The final design forms a square that fills the whole site, protecting privacy from three very close neighbours, while opening the home up to the sun and a small view to the north, and also keeping Wellington’s infamous wind at bay.
The 80-square-metre, L-shaped home forms the southern and eastern sides of the courtyard’s square. A small, self-contained studio office sits at the northwestern corner. The western wall is formed by a solid fence and gate, and the northern wall is made from clear sheets of Duralite roofing, opening the courtyard up to the sun while providing shelter.
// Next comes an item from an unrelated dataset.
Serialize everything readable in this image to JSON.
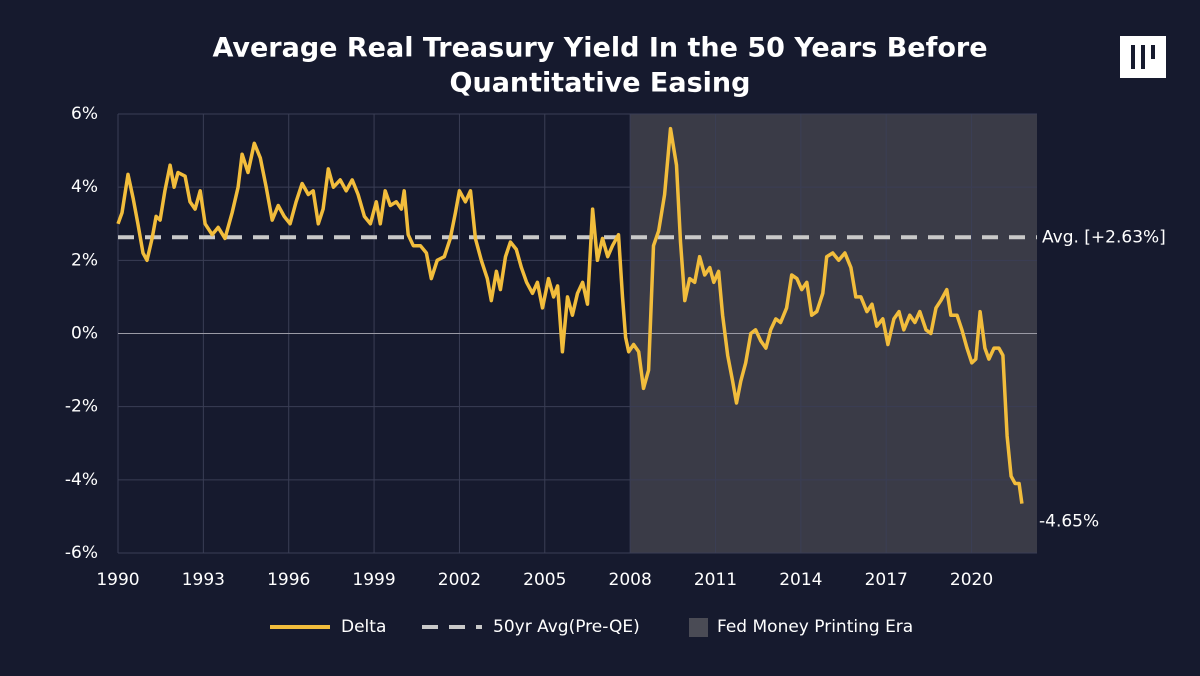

The courtyard is further protected from the elements by Duralite pergolas on the western and northern sides.
The home’s living areas and two bedrooms open to the courtyard, wildflowers and sunlight, while the living room’s north-facing wall is entirely glass, opening the area and kitchen to the view, and also allowing the floated concrete floor to warm up in the sun. “We’ve really wanted to test the idea: how do you live more connected to the outside in Wellington?” says Gittos. “By protecting some space outside, space that you can open into, it makes a smaller house feel like one big room.”
With a very tight budget, the design has been kept as simple as possible, and the materials cost-effective, with fittings sourced and supplied by the Hermons. “We wanted a good, healthy, dry house, without wasting money and time making things finicky,” says Robertson. Still, there was room in the budget for a few stylish flourishes. The roofline of living area, kitchen and bathroom forms a parabolic hyperboloid. “It’s a complex surface, but on the cheap,” says Gittos, with a laugh. “It was a way to get relief from the rigid geometry of everything else.”
Another special touch is inside, where Suni and Maz insisted on spending money on quality stone, with handsome grey marble for the kitchen bench and splashback. “The stone used in the bathroom and main bedroom is really, really precious,” says Suni. “We reviewed the offcuts at this stone place, and when we heard the name — timber onyx — we were a hundred percent committed. It had been sitting there for about 20 years, they reckoned. We got it for a crazy bargain.”
But the home’s most singular feature is the courtyard structure, one of the oldest building forms. While it remains a common house typology in many other parts of the world — from the Middle East to Europe to Asia — it is still little seen in New Zealand. “I guess people here just don’t know this as a house type,” says Gittos. “They think you’ve got to go out from your house to get a sense of space, whereas with this form, you put the space inside the four walls.”
In the Middle East or Spain, that space would provide a pool of cool shade. In Wellington, it provides a warm, sheltered place out of the wind. “Sometimes you can see the trees going bananas outside from a big northerly, but in here it’s almost still,” says Suni. “The wildflower garden hardly moves.” Indeed, it shimmers.